Warner kept coming back to the oft repeated US mantra: Can we trust North Korea?
The North Koreans are doing nothing to show good faith. [Had Warner done her homework, she would have found a paper trail of North Korea's willingness to talk to the US. They remain ignored or unheard.]
Richardson, at this point in the interview, seemed more nervous. We know that he tilts towards talks with North Korea, which he very well might have counseled the Obama administration to do, but even such a modest suggestion as this might endanger a future post in the Obama administration? It, surely, goes against the grain of the war party in the White House, the department of State, and the Pentagon.
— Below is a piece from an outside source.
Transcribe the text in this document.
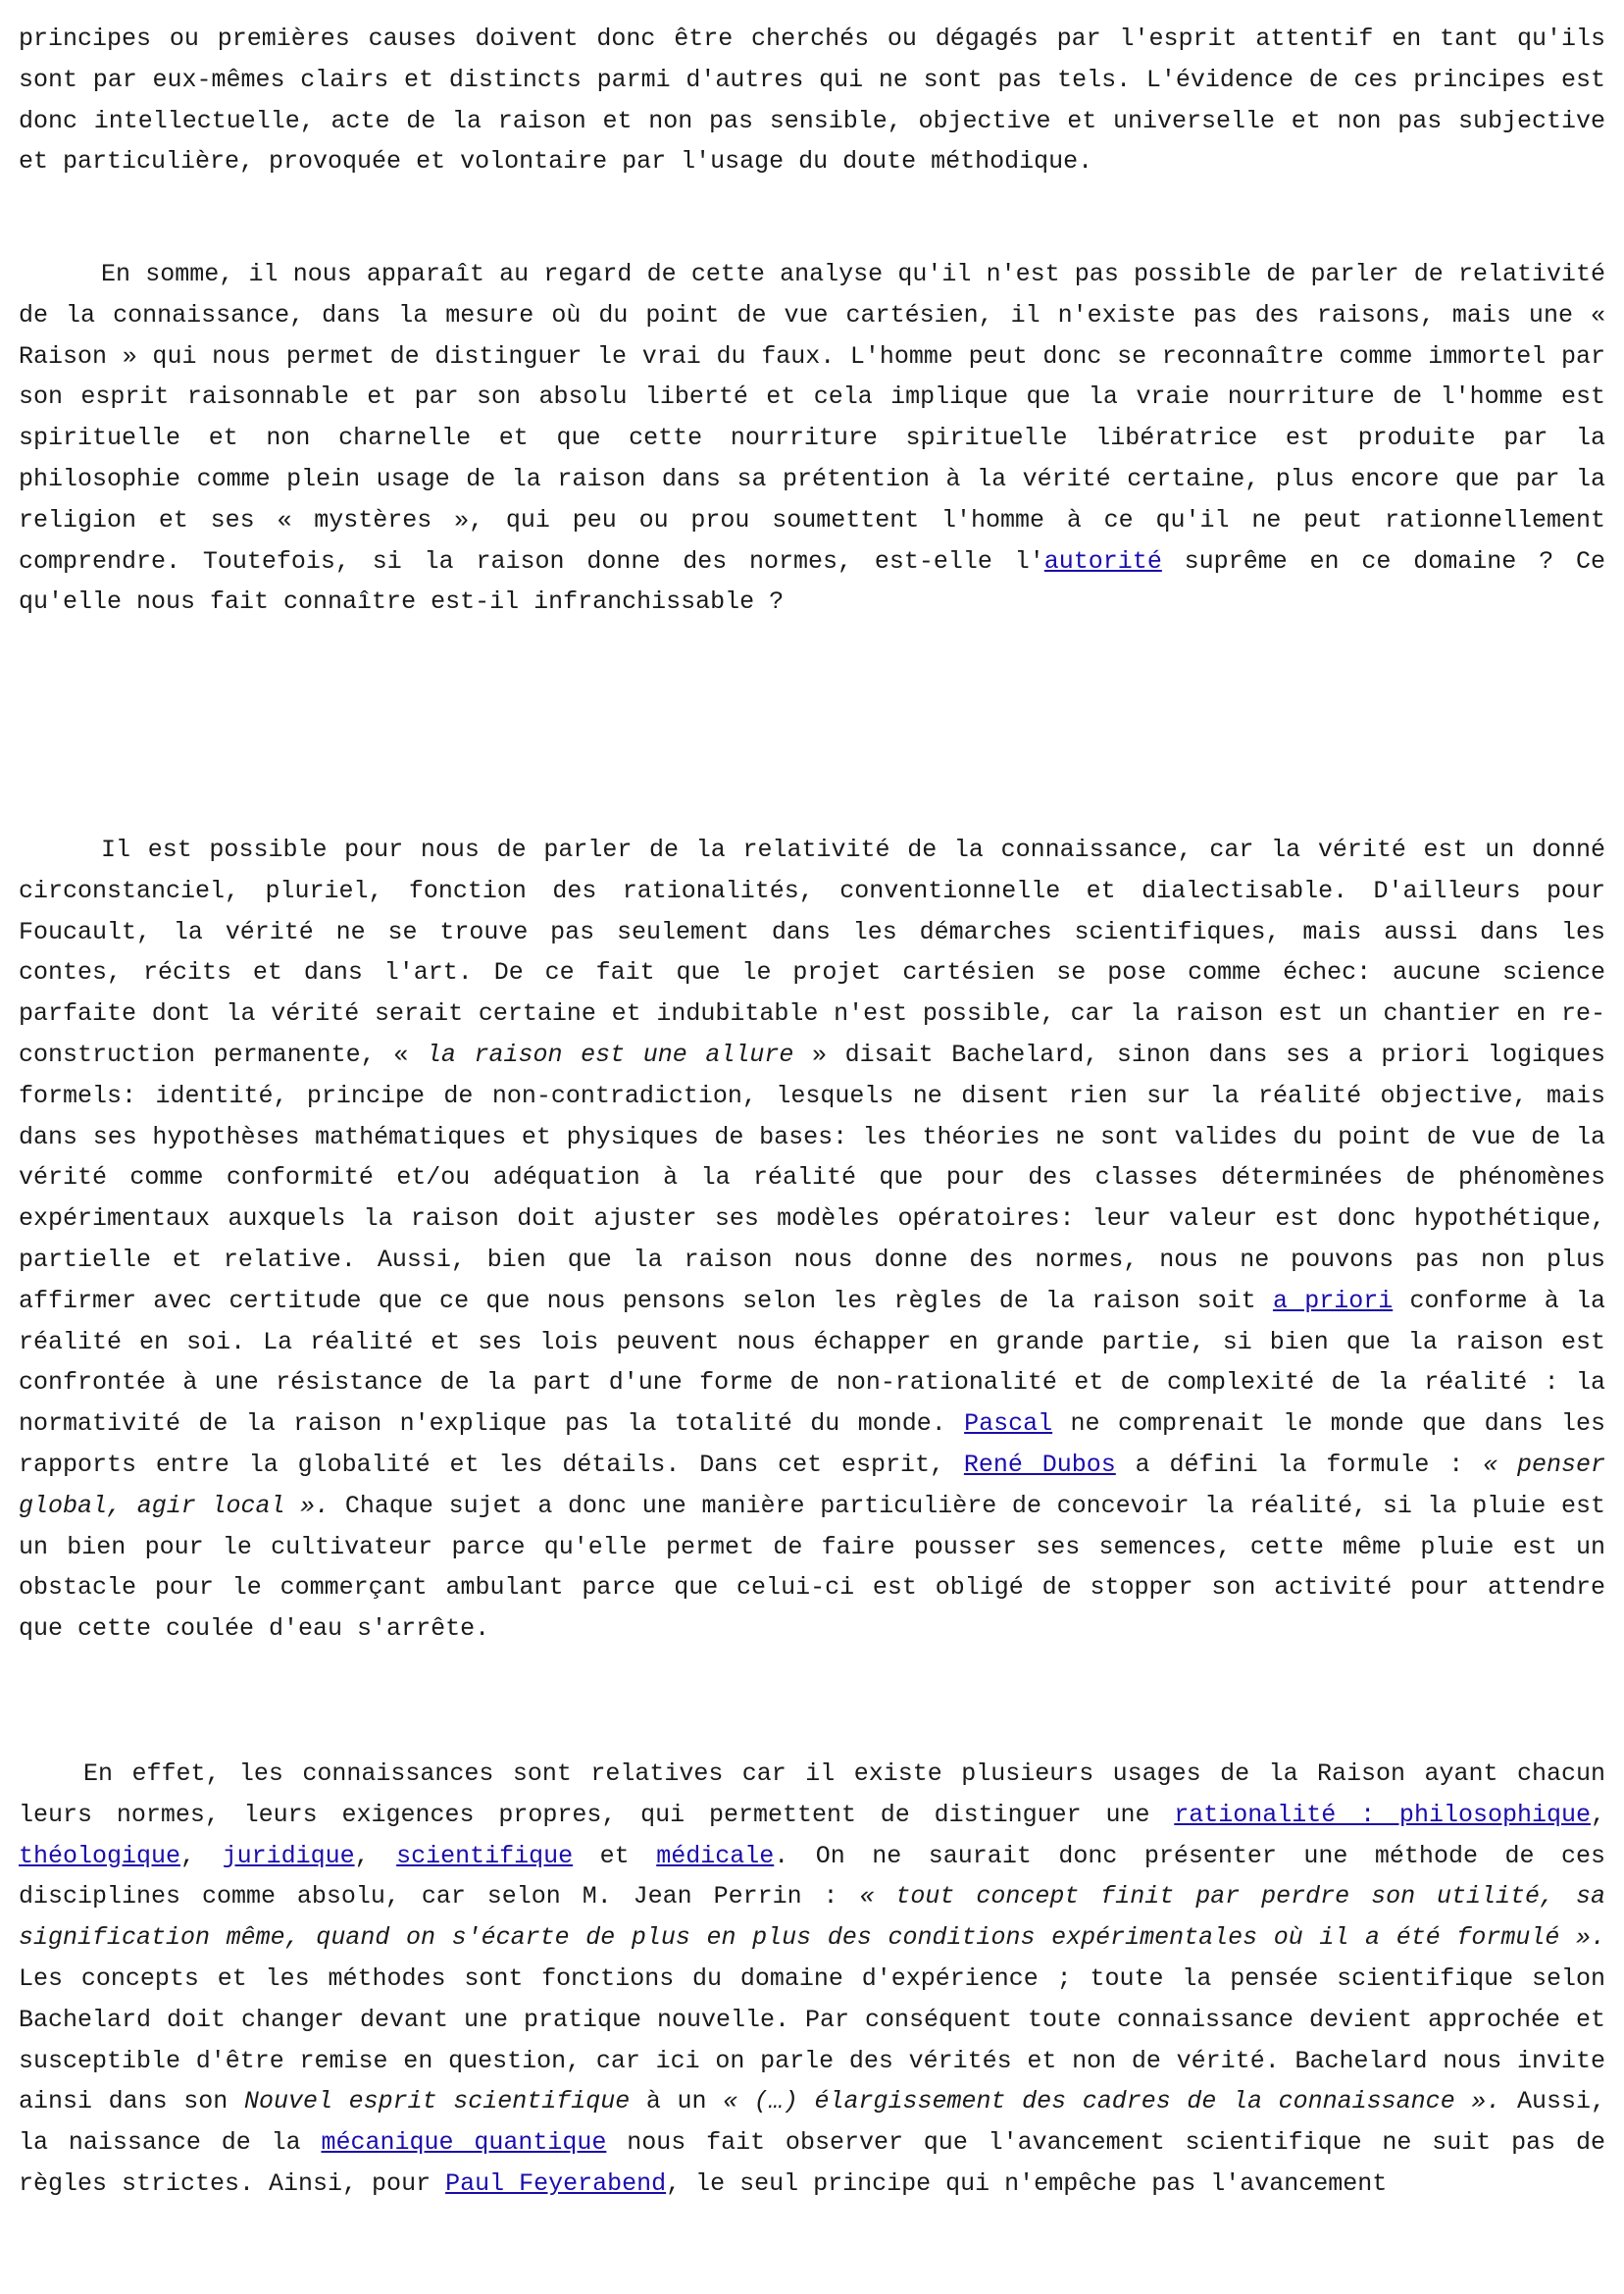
principes ou premières causes doivent donc être cherchés ou dégagés par l'esprit attentif en tant qu'ils sont par eux-mêmes clairs et distincts parmi d'autres qui ne sont pas tels. L'évidence de ces principes est donc intellectuelle, acte de la raison et non pas sensible, objective et universelle et non pas subjective et particulière, provoquée et volontaire par l'usage du doute méthodique.

En somme, il nous apparaît au regard de cette analyse qu'il n'est pas possible de parler de relativité de la connaissance, dans la mesure où du point de vue cartésien, il n'existe pas des raisons, mais une « Raison » qui nous permet de distinguer le vrai du faux. L'homme peut donc se reconnaître comme immortel par son esprit raisonnable et par son absolu liberté et cela implique que la vraie nourriture de l'homme est spirituelle et non charnelle et que cette nourriture spirituelle libératrice est produite par la philosophie comme plein usage de la raison dans sa prétention à la vérité certaine, plus encore que par la religion et ses « mystères », qui peu ou prou soumettent l'homme à ce qu'il ne peut rationnellement comprendre. Toutefois, si la raison donne des normes, est-elle l'autorité suprême en ce domaine ? Ce qu'elle nous fait connaître est-il infranchissable ?

Il est possible pour nous de parler de la relativité de la connaissance, car la vérité est un donné circonstanciel, pluriel, fonction des rationalités, conventionnelle et dialectisable. D'ailleurs pour Foucault, la vérité ne se trouve pas seulement dans les démarches scientifiques, mais aussi dans les contes, récits et dans l'art. De ce fait que le projet cartésien se pose comme échec: aucune science parfaite dont la vérité serait certaine et indubitable n'est possible, car la raison est un chantier en re-construction permanente, « la raison est une allure » disait Bachelard, sinon dans ses a priori logiques formels: identité, principe de non-contradiction, lesquels ne disent rien sur la réalité objective, mais dans ses hypothèses mathématiques et physiques de bases: les théories ne sont valides du point de vue de la vérité comme conformité et/ou adéquation à la réalité que pour des classes déterminées de phénomènes expérimentaux auxquels la raison doit ajuster ses modèles opératoires: leur valeur est donc hypothétique, partielle et relative. Aussi, bien que la raison nous donne des normes, nous ne pouvons pas non plus affirmer avec certitude que ce que nous pensons selon les règles de la raison soit a priori conforme à la réalité en soi. La réalité et ses lois peuvent nous échapper en grande partie, si bien que la raison est confrontée à une résistance de la part d'une forme de non-rationalité et de complexité de la réalité : la normativité de la raison n'explique pas la totalité du monde. Pascal ne comprenait le monde que dans les rapports entre la globalité et les détails. Dans cet esprit, René Dubos a défini la formule : « penser global, agir local ». Chaque sujet a donc une manière particulière de concevoir la réalité, si la pluie est un bien pour le cultivateur parce qu'elle permet de faire pousser ses semences, cette même pluie est un obstacle pour le commerçant ambulant parce que celui-ci est obligé de stopper son activité pour attendre que cette coulée d'eau s'arrête.

En effet, les connaissances sont relatives car il existe plusieurs usages de la Raison ayant chacun leurs normes, leurs exigences propres, qui permettent de distinguer une rationalité : philosophique, théologique, juridique, scientifique et médicale. On ne saurait donc présenter une méthode de ces disciplines comme absolu, car selon M. Jean Perrin : « tout concept finit par perdre son utilité, sa signification même, quand on s'écarte de plus en plus des conditions expérimentales où il a été formulé ». Les concepts et les méthodes sont fonctions du domaine d'expérience ; toute la pensée scientifique selon Bachelard doit changer devant une pratique nouvelle. Par conséquent toute connaissance devient approchée et susceptible d'être remise en question, car ici on parle des vérités et non de vérité. Bachelard nous invite ainsi dans son Nouvel esprit scientifique à un « (…) élargissement des cadres de la connaissance ». Aussi, la naissance de la mécanique quantique nous fait observer que l'avancement scientifique ne suit pas de règles strictes. Ainsi, pour Paul Feyerabend, le seul principe qui n'empêche pas l'avancement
He is honest or quick enough to recognise that within the US government he found a confusion of opinion with its hard liners and its pragmatists, But, understated, in his visibly ill at ease posture, is the unwillingness of the US to continue the status quo, backed up with dangerous military braggadocio.
And it is the continued insistance for the North to 'prove its sincerity' that heightens the danger to military and political miscalculation.
Warner asked him to comment on vice president Biden's remarks that the current warlike posture in the North, is subject to the US logic that it is Kim Jong il's tack to bolster the image of his son and successor Kim Jong eun. Richardson limited himself to say that the danger to renewed confrontation requires dealing diplomatically with North Korea.
And at the closing moments of the PBS interview that Richardson dropped a stitch. He realised this but Warner was quick to pick up on his speaking without thinking. She caught it like the vulture that swops down on a fresh piece of political carrion.
Richardson remarked that in 'side bar discussions' with lower and middle level North Koreans, he detected dissatisfaction with the procession of succession. Warner ponced on this remark, as perhaps any journalist would as a 'scoop' of sorts. Hastily, Richardson tried to pick up his dropped remarked: he though, with a bead of sweat or two on the brow, affirmed that the drop of the hat, off the record, comments never put into doubt that the naming of Kim Jong eun as his father's rightful heir is a done deal and not open to revision.
Still, he remained firm in his belief that the moment was propitious for discussions with North Korea. Warner, with a twinkle in her eye, closed the interview, with the certain feeling, that things may not be what Richardson makes them out to be in North Korea.
Her attitude is in itself predictable, but worthy of comment since she is a mirror of the bankruptcy of US policy towards North Korea.